If the error is really random, then one workaround for you could be to continuously save the atom-mapped reactions, rerun the script after the segmentation fault on the remaining reactions until you have the atom-mapping for all of them.
Thank you for your advice, but it seems to be that catching C++ segfaults is impossible in python interpreter.
However, we managed to run mapping in Linux environment on our cluster and it helped, but atom-mapping speed reduced by several times, presumably, because of lack of GPU acceleration.
Yes, without GPU the atom-mapping speed is reduced by a factor of ~7. The best would probably be a Linux environment with an Nvidia GPU.
Would you kindly help us solve the following issue:
We have a large number of reactions (~20000) that we need to map, however, when we run a script that goes through list of reactions and maps it one by one it is always finished with "####(some number like 4929) segmentation fault".

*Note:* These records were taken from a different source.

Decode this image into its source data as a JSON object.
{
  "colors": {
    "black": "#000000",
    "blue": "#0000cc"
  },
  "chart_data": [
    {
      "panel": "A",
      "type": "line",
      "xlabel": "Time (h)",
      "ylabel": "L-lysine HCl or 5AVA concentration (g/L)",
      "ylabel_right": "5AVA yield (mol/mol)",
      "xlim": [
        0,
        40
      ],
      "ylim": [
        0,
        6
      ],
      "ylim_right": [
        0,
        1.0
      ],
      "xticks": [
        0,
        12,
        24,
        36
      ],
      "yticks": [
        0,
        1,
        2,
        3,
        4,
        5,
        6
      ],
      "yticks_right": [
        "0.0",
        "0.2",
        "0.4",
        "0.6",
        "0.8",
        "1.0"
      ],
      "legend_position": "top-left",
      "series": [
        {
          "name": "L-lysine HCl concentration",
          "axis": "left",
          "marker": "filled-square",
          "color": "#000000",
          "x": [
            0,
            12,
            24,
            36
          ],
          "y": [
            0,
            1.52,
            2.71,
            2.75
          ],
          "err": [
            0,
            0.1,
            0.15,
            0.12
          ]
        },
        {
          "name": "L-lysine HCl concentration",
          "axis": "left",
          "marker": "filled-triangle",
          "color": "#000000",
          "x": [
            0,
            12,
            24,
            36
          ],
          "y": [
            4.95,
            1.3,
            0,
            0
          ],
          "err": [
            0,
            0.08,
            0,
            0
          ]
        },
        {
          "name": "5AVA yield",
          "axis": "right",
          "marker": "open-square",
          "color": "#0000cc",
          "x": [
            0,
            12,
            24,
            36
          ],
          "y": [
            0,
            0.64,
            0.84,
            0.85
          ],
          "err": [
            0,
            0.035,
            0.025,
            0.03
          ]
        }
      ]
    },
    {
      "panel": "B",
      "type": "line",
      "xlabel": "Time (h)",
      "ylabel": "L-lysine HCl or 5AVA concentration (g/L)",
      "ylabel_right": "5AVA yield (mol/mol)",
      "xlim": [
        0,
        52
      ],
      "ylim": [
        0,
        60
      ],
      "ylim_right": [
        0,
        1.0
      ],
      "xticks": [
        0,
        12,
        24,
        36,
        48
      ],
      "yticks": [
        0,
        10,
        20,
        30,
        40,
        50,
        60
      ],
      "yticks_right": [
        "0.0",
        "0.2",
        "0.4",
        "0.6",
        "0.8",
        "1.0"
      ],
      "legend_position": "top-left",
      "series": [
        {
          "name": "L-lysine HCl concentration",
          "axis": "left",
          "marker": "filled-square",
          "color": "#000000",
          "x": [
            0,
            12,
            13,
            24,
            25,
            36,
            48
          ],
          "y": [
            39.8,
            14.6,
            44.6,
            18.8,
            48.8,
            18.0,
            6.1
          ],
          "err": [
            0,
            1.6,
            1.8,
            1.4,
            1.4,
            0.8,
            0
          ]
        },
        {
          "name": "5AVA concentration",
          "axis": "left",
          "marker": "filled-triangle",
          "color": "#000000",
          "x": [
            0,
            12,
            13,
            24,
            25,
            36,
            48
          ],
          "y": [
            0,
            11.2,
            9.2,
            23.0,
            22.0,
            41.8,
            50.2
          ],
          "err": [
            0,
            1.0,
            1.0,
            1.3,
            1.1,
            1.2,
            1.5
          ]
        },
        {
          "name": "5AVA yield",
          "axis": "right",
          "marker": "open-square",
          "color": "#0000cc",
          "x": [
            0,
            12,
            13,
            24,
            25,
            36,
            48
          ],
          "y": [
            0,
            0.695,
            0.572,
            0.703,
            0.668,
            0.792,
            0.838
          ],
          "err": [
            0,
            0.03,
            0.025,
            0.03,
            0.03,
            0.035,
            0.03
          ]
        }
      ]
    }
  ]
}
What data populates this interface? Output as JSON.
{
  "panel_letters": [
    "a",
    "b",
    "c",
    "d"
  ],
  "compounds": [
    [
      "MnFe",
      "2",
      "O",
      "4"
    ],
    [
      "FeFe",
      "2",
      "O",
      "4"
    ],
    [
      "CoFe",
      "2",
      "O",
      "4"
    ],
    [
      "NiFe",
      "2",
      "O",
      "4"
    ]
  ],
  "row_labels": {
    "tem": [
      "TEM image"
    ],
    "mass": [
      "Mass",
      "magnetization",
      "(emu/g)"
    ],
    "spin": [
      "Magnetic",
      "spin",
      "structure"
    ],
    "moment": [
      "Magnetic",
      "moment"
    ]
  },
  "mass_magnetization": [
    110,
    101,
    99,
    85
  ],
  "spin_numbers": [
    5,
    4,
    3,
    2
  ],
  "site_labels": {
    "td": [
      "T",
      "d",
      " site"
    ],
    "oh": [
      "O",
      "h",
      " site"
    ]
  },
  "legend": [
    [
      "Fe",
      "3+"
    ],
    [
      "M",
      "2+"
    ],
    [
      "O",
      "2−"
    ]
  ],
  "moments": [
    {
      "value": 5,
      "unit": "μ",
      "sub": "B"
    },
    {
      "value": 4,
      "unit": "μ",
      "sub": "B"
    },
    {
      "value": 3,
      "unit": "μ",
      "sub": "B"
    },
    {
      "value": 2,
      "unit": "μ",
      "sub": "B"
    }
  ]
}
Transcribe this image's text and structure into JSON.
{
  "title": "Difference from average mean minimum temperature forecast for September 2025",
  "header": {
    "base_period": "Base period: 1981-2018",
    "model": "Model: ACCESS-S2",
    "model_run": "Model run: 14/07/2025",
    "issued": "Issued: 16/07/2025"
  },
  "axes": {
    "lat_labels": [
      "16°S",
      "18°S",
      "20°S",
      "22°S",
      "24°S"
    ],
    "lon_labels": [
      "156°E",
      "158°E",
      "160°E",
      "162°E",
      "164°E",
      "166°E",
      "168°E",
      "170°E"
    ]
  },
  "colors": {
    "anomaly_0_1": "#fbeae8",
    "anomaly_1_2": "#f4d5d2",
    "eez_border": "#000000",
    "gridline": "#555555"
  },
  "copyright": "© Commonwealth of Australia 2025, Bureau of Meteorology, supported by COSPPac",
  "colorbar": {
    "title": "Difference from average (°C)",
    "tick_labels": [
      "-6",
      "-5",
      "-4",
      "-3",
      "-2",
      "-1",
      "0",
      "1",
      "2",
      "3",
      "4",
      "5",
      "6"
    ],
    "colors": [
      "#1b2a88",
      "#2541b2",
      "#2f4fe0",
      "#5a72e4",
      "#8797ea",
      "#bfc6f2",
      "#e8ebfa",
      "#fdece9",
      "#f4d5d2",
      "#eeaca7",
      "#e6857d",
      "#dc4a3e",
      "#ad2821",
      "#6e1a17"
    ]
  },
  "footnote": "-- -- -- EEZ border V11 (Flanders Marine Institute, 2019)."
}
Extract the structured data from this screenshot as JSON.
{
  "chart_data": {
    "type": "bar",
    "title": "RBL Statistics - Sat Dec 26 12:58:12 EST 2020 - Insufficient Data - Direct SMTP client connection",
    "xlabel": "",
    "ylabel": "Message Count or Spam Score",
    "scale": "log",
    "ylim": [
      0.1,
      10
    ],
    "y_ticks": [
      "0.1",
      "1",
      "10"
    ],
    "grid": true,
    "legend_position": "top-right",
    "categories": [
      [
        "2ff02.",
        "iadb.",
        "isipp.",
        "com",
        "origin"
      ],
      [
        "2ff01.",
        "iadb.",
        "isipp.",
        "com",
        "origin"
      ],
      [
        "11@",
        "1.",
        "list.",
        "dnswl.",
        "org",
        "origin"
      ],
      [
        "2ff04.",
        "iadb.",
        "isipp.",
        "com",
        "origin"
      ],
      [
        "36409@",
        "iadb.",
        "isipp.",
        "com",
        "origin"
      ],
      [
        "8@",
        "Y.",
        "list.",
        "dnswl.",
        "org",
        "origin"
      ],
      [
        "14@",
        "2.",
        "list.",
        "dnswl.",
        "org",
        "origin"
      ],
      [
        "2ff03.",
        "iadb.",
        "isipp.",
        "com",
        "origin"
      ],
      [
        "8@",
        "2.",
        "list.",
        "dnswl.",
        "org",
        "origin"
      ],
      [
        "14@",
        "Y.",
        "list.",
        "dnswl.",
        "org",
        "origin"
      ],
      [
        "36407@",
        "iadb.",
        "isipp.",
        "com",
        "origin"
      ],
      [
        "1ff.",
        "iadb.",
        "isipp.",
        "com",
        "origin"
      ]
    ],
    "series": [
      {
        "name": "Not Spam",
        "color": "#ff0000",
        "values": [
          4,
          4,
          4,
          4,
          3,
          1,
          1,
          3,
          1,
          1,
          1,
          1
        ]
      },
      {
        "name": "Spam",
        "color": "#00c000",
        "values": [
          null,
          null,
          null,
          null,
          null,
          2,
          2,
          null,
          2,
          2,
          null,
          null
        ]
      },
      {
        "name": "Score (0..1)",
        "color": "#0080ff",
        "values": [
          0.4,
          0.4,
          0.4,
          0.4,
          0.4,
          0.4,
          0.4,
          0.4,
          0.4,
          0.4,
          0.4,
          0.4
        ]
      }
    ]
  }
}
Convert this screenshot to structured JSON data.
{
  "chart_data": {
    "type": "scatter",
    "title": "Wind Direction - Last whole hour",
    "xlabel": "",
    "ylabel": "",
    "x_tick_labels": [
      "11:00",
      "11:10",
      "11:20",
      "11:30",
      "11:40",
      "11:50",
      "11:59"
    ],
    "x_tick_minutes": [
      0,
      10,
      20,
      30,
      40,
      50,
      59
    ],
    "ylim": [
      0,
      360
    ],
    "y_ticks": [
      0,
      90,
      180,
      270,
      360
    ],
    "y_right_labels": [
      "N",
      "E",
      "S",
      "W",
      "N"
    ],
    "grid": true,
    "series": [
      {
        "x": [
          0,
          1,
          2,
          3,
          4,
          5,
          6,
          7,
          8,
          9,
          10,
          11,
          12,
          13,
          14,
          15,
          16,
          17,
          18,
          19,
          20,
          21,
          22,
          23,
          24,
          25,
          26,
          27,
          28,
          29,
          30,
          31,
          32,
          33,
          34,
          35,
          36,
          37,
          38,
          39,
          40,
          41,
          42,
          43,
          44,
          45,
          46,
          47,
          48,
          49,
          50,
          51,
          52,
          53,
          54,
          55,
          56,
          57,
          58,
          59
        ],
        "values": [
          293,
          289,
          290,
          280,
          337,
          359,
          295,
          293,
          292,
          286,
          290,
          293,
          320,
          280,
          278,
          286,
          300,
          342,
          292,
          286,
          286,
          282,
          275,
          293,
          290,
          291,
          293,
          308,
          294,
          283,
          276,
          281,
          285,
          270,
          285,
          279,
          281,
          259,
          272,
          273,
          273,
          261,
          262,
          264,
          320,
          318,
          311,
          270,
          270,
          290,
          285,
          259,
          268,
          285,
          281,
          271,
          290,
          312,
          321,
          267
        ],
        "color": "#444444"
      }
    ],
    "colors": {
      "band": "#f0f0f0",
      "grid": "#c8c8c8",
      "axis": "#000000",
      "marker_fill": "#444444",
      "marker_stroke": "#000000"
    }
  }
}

We tried to find correlations between smirks and error frequencies, but did not succeed so that we came up with conclusion that these errors occur randomly. We also tried to map reactions which broke the mapper distinctly, without cycle, and they were mapped succesfuly.
PyCharm in debug mode showed the following error message: Process finished with exit code 139 (interrupted by signal 11: SIGSEGV).